Mineração é mesmo uma atividade essencial?

Bella Gonçalves, vereadora em Belo Horizonte pelo PSOL, lembra em artigo que setor aumenta seus lucros durante a pandemia


Imagem: domínio público

A pandemia do coronavírus não paralisou as atividades extrativistas predatórias, pelo contrário: apesar de a palavra de ordem na defesa da vida ser “fique em casa”, a grilagem de terras, o desmatamento e a mineração avançam nos territórios.


Diante do atual estado de emergência, a Vale tem investido em propagandas e ações corporativas de “responsabilidade social”, como a compra de testes para Covid-19. Mas o que o discurso da responsabilidade social esconde?


Ainda em abril, a Gabinetona, por meio do mandato da deputada federal Áurea Carolina, acionou o Ministério Público do Trabalho, pedindo a revogação da Portaria 135/2020, do Ministério de Minas e Energia, que permitia a continuidade do funcionamento de setores da mineração durante a pandemia do coronavírus. Poucos dias depois, o (des)governo de Bolsonaro incluiu de vez a mineração na lista de serviços públicos e atividades consideradas “essenciais” durante a pandemia.


Ao seguirem operando em plena crise sanitária, as mineradoras colocam trabalhadores, suas famílias e as comunidades onde vivem e trabalham em enorme risco. Segundo reportagem do “Intercept Brasil”, pelo menos 55 mil funcionários da Vale estão infectados pelo novo coronavírus, e a empresa tem realizado transferências de pessoal entre Estados. Parafraseado o prefeito de Belo Horizonte, Alexandre Kalil, “a Vale decidiu que realmente Minas Gerais é o cemitério preferido dela”.


Como se não bastasse, o governo de Minas vem tentando aprovar uma série de licenciamentos por meio da convocação às pressas de reuniões extraordinárias no Conselho Estadual de Política Ambiental (Copam) e aprovou operações em Ouro Preto, Congonhas, Caldas, Santa Rita de Caldas, Serra do Salitre, Alpinópolis, Pouso Alegre, Pratápolis e Santa Rita de Itueto.


As mineradoras e o governo têm se aproveitado da pandemia para aumentar seus lucros e avançar sua dominação sobre os territórios. Outro exemplo disso é a extração e o beneficiamento ilegal de minério próximo à região do bairro Taquaril, em Belo Horizonte, descortinada na semana passada. Foram apreendidos 16 caminhões e três escavadeiras, além de cerca de 640 toneladas de minério de ferro.

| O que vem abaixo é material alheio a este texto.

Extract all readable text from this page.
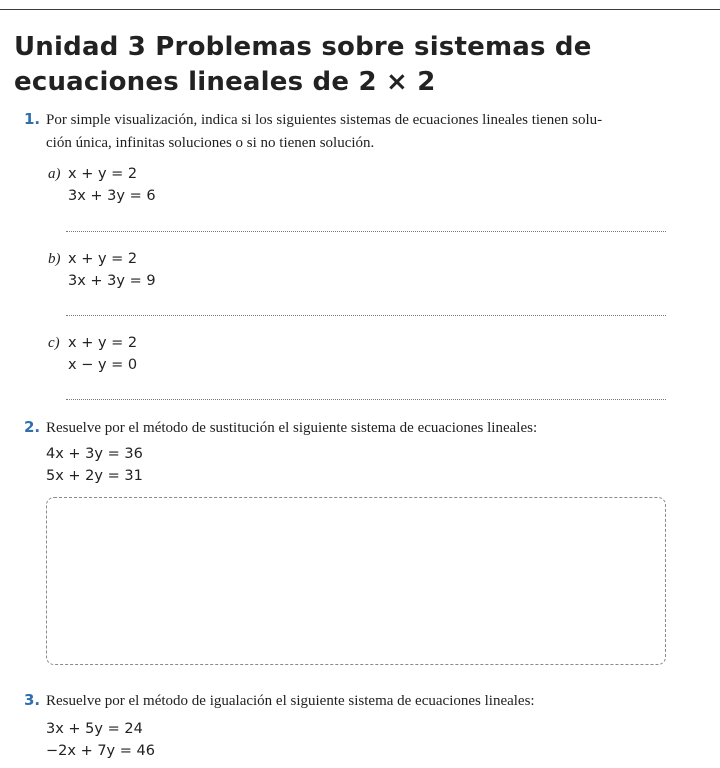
Unidad 3 Problemas sobre sistemas de ecuaciones lineales de 2 × 2
1. Por simple visualización, indica si los siguientes sistemas de ecuaciones lineales tienen solu-
ción única, infinitas soluciones o si no tienen solución.
a) x + y = 2
3x + 3y = 6
b) x + y = 2
3x + 3y = 9
c) x + y = 2
x − y = 0
2. Resuelve por el método de sustitución el siguiente sistema de ecuaciones lineales:
4x + 3y = 36
5x + 2y = 31
3. Resuelve por el método de igualación el siguiente sistema de ecuaciones lineales:
3x + 5y = 24
−2x + 7y = 46
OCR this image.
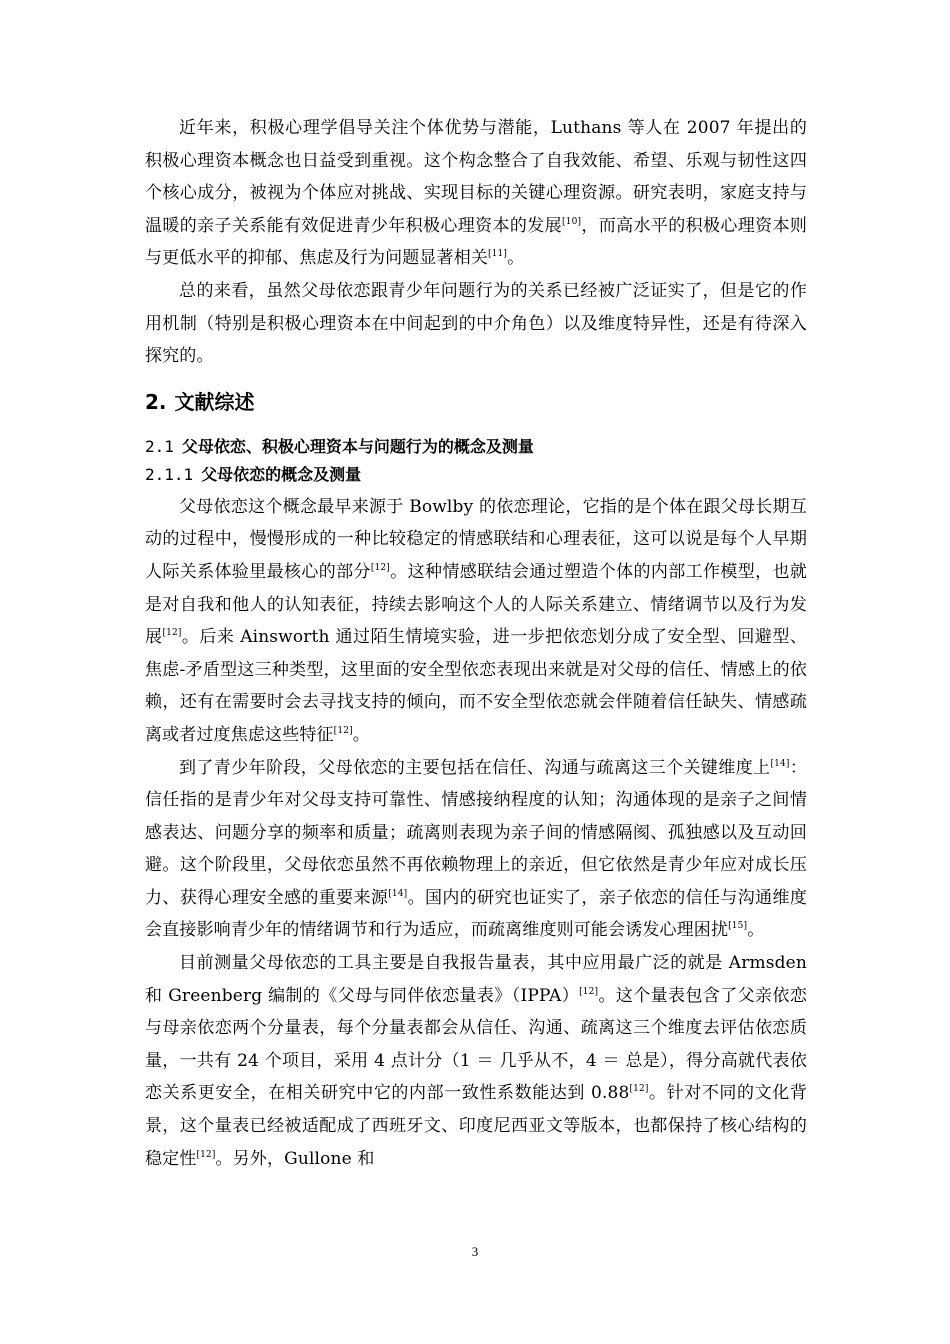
近年来，积极心理学倡导关注个体优势与潜能，Luthans 等人在 2007 年提出的积极心理资本概念也日益受到重视。这个构念整合了自我效能、希望、乐观与韧性这四个核心成分，被视为个体应对挑战、实现目标的关键心理资源。研究表明，家庭支持与温暖的亲子关系能有效促进青少年积极心理资本的发展[10]，而高水平的积极心理资本则与更低水平的抑郁、焦虑及行为问题显著相关[11]。

总的来看，虽然父母依恋跟青少年问题行为的关系已经被广泛证实了，但是它的作用机制（特别是积极心理资本在中间起到的中介角色）以及维度特异性，还是有待深入探究的。

2. 文献综述
2.1 父母依恋、积极心理资本与问题行为的概念及测量
2.1.1 父母依恋的概念及测量

父母依恋这个概念最早来源于 Bowlby 的依恋理论，它指的是个体在跟父母长期互动的过程中，慢慢形成的一种比较稳定的情感联结和心理表征，这可以说是每个人早期人际关系体验里最核心的部分[12]。这种情感联结会通过塑造个体的内部工作模型，也就是对自我和他人的认知表征，持续去影响这个人的人际关系建立、情绪调节以及行为发展[12]。后来 Ainsworth 通过陌生情境实验，进一步把依恋划分成了安全型、回避型、焦虑-矛盾型这三种类型，这里面的安全型依恋表现出来就是对父母的信任、情感上的依赖，还有在需要时会去寻找支持的倾向，而不安全型依恋就会伴随着信任缺失、情感疏离或者过度焦虑这些特征[12]。

到了青少年阶段，父母依恋的主要包括在信任、沟通与疏离这三个关键维度上[14]：信任指的是青少年对父母支持可靠性、情感接纳程度的认知；沟通体现的是亲子之间情感表达、问题分享的频率和质量；疏离则表现为亲子间的情感隔阂、孤独感以及互动回避。这个阶段里，父母依恋虽然不再依赖物理上的亲近，但它依然是青少年应对成长压力、获得心理安全感的重要来源[14]。国内的研究也证实了，亲子依恋的信任与沟通维度会直接影响青少年的情绪调节和行为适应，而疏离维度则可能会诱发心理困扰[15]。

目前测量父母依恋的工具主要是自我报告量表，其中应用最广泛的就是 Armsden 和 Greenberg 编制的《父母与同伴依恋量表》（IPPA）[12]。这个量表包含了父亲依恋与母亲依恋两个分量表，每个分量表都会从信任、沟通、疏离这三个维度去评估依恋质量，一共有 24 个项目，采用 4 点计分（1 ＝ 几乎从不，4 ＝ 总是），得分高就代表依恋关系更安全，在相关研究中它的内部一致性系数能达到 0.88[12]。针对不同的文化背景，这个量表已经被适配成了西班牙文、印度尼西亚文等版本，也都保持了核心结构的稳定性[12]。另外，Gullone 和

3
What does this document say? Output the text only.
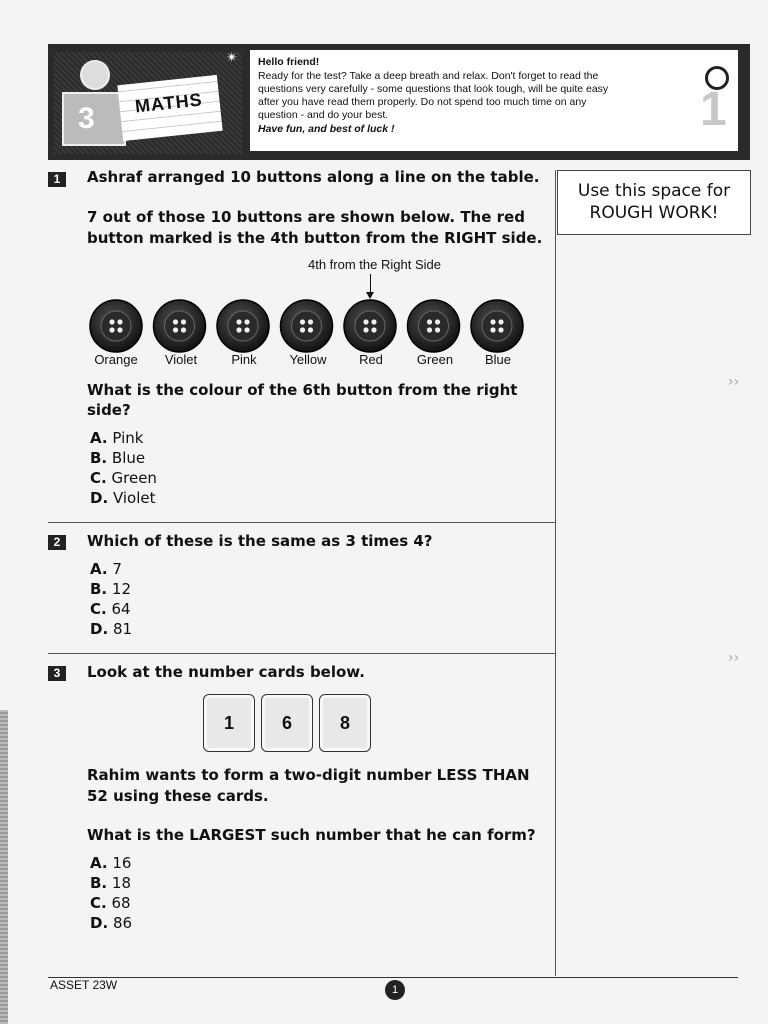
3 MATHS
✴ Hello friend!
Ready for the test? Take a deep breath and relax. Don't forget to read the
questions very carefully - some questions that look tough, will be quite easy
after you have read them properly. Do not spend too much time on any
question - and do your best.
Have fun, and best of luck !	1
Use this space for
ROUGH WORK!
1	Ashraf arranged 10 buttons along a line on the table.
7 out of those 10 buttons are shown below. The red
button marked is the 4th button from the RIGHT side.
4th from the Right Side
Orange	Violet	Pink	Yellow	Red	Green	Blue
What is the colour of the 6th button from the right
side?
A. Pink
B. Blue
C. Green
D. Violet
2	Which of these is the same as 3 times 4?
A. 7
B. 12
C. 64
D. 81
3	Look at the number cards below.
1	6	8
Rahim wants to form a two-digit number LESS THAN
52 using these cards.
What is the LARGEST such number that he can form?
A. 16
B. 18
C. 68
D. 86
ASSET 23W	1
››
››
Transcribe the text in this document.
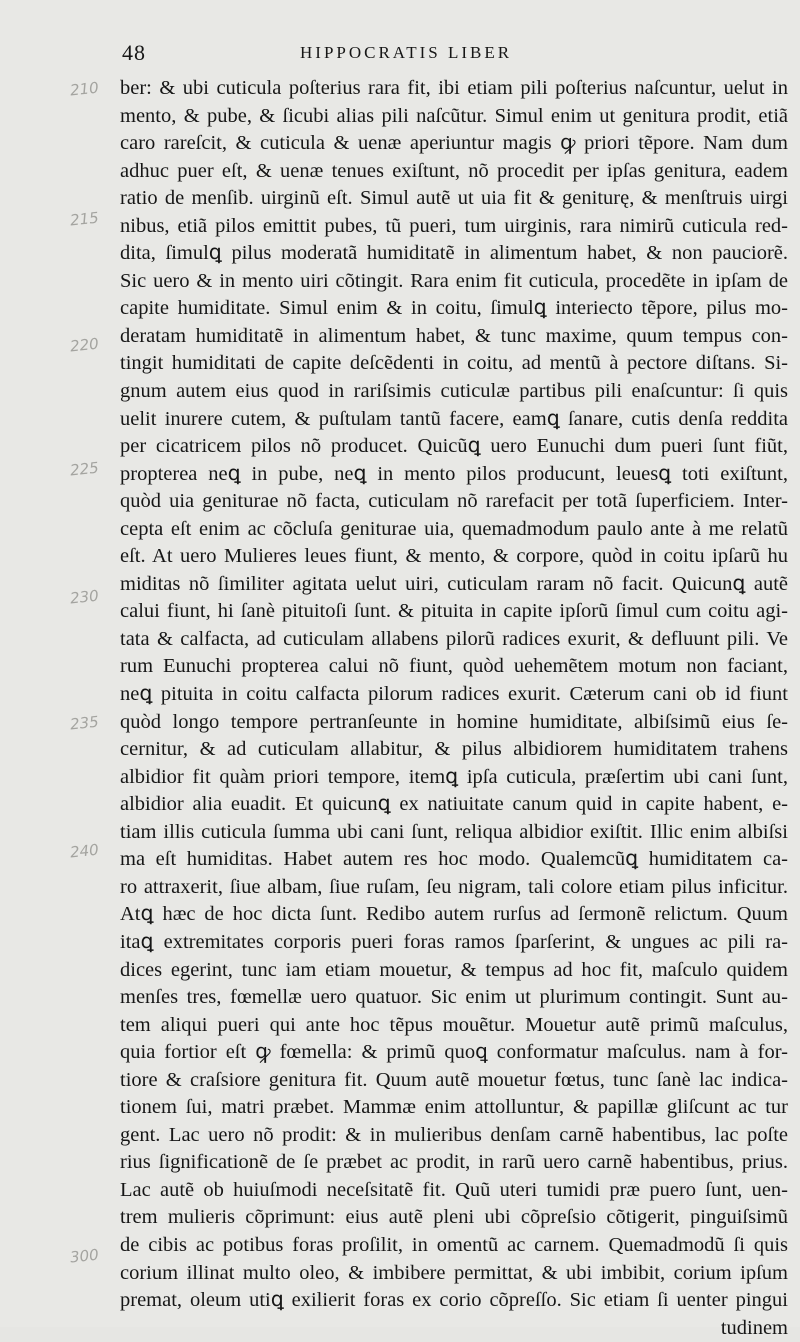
48	HIPPOCRATIS LIBER
210
215
220
225
230
235
240
300
ber: & ubi cuticula poſterius rara fit, ibi etiam pili poſterius naſcuntur, uelut in
mento, & pube, & ſicubi alias pili naſcũtur. Simul enim ut genitura prodit, etiã
caro rareſcit, & cuticula & uenæ aperiuntur magis ꝙ priori tẽpore. Nam dum
adhuc puer eſt, & uenæ tenues exiſtunt, nõ procedit per ipſas genitura, eadem
ratio de menſib. uirginũ eſt. Simul autẽ ut uia fit & geniturę, & menſtruis uirgi
nibus, etiã pilos emittit pubes, tũ pueri, tum uirginis, rara nimirũ cuticula red-
dita, ſimulꝗ pilus moderatã humiditatẽ in alimentum habet, & non pauciorẽ.
Sic uero & in mento uiri cõtingit. Rara enim fit cuticula, procedẽte in ipſam de
capite humiditate. Simul enim & in coitu, ſimulꝗ interiecto tẽpore, pilus mo-
deratam humiditatẽ in alimentum habet, & tunc maxime, quum tempus con-
tingit humiditati de capite deſcẽdenti in coitu, ad mentũ à pectore diſtans. Si-
gnum autem eius quod in rariſsimis cuticulæ partibus pili enaſcuntur: ſi quis
uelit inurere cutem, & puſtulam tantũ facere, eamꝗ ſanare, cutis denſa reddita
per cicatricem pilos nõ producet. Quicũꝗ uero Eunuchi dum pueri ſunt fiũt,
propterea neꝗ in pube, neꝗ in mento pilos producunt, leuesꝗ toti exiſtunt,
quòd uia geniturae nõ facta, cuticulam nõ rarefacit per totã ſuperficiem. Inter-
cepta eſt enim ac cõcluſa geniturae uia, quemadmodum paulo ante à me relatũ
eſt. At uero Mulieres leues fiunt, & mento, & corpore, quòd in coitu ipſarũ hu
miditas nõ ſimiliter agitata uelut uiri, cuticulam raram nõ facit. Quicunꝗ autẽ
calui fiunt, hi ſanè pituitoſi ſunt. & pituita in capite ipſorũ ſimul cum coitu agi-
tata & calfacta, ad cuticulam allabens pilorũ radices exurit, & defluunt pili. Ve
rum Eunuchi propterea calui nõ fiunt, quòd uehemẽtem motum non faciant,
neꝗ pituita in coitu calfacta pilorum radices exurit. Cæterum cani ob id fiunt
quòd longo tempore pertranſeunte in homine humiditate, albiſsimũ eius ſe-
cernitur, & ad cuticulam allabitur, & pilus albidiorem humiditatem trahens
albidior fit quàm priori tempore, itemꝗ ipſa cuticula, præſertim ubi cani ſunt,
albidior alia euadit. Et quicunꝗ ex natiuitate canum quid in capite habent, e-
tiam illis cuticula ſumma ubi cani ſunt, reliqua albidior exiſtit. Illic enim albiſsi
ma eſt humiditas. Habet autem res hoc modo. Qualemcũꝗ humiditatem ca-
ro attraxerit, ſiue albam, ſiue ruſam, ſeu nigram, tali colore etiam pilus inficitur.
Atꝗ hæc de hoc dicta ſunt. Redibo autem rurſus ad ſermonẽ relictum. Quum
itaꝗ extremitates corporis pueri foras ramos ſparſerint, & ungues ac pili ra-
dices egerint, tunc iam etiam mouetur, & tempus ad hoc fit, maſculo quidem
menſes tres, fœmellæ uero quatuor. Sic enim ut plurimum contingit. Sunt au-
tem aliqui pueri qui ante hoc tẽpus mouẽtur. Mouetur autẽ primũ maſculus,
quia fortior eſt ꝙ fœmella: & primũ quoꝗ conformatur maſculus. nam à for-
tiore & craſsiore genitura fit. Quum autẽ mouetur fœtus, tunc ſanè lac indica-
tionem ſui, matri præbet. Mammæ enim attolluntur, & papillæ gliſcunt ac tur
gent. Lac uero nõ prodit: & in mulieribus denſam carnẽ habentibus, lac poſte
rius ſignificationẽ de ſe præbet ac prodit, in rarũ uero carnẽ habentibus, prius.
Lac autẽ ob huiuſmodi neceſsitatẽ fit. Quũ uteri tumidi præ puero ſunt, uen-
trem mulieris cõprimunt: eius autẽ pleni ubi cõpreſsio cõtigerit, pinguiſsimũ
de cibis ac potibus foras proſilit, in omentũ ac carnem. Quemadmodũ ſi quis
corium illinat multo oleo, & imbibere permittat, & ubi imbibit, corium ipſum
premat, oleum utiꝗ exilierit foras ex corio cõpreſſo. Sic etiam ſi uenter pingui
tudinem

As ações contra a mineração predatória neste contexto se fazem ainda mais urgentes. Nesta semana, a Câmara dos Deputados aprovou o Projeto de Lei 550/2019, da senadora Leila Barros (PSB/DF), que propõe medidas mais rígidas para a autorização, instalação e fiscalização de diferentes tipos de barragens.


Na esfera municipal, temos trabalhado pela segurança da população afetada pela mineração. Integrei a CPI da Mineração na Serra do Curral, a CPI das Barragens e atualmente presido a Comissão Especial do Abastecimento Hídrico, que analisa o impacto das mineradoras para a qualidade da água e a sustentabilidade dos rios da capital.


O trabalho nessas comissões tem revelado que a mineração está longe de ser essencial para o povo brasileiro: ela destrói a economia e a vida locais, sem sequer prover o pagamento de impostos estaduais. Citando Eduardo Galeano, em “Veias Abertas da América Latina”, “nossa riqueza sempre gerou nossa pobreza por nutrir a riqueza alheia”. Essa atividade, que sempre esteve associada à produção da miséria humana (escravidão, roubo de terras, superexploração e destruição da mãe terra), nunca foi capaz de elevar o nível de vida da população nas localidades onde ocorre.


A sua lógica serve à necropolítica, termo cunhado pelo filósofo camaronês Achille Mbembe. Essa política de morte seleciona quais corpos são descartáveis em nome do lucro. É a mesma mentalidade que colocou trabalhadores para almoçar à jusante de uma barragem em risco e segue precarizando trabalhadores, comunidades, favelas, quilombos e aldeias durante o surto do coronavírus. Será essencial uma economia que inscreve entre nós a banalidade da morte?


Texto previamente publicado n'O Tempo.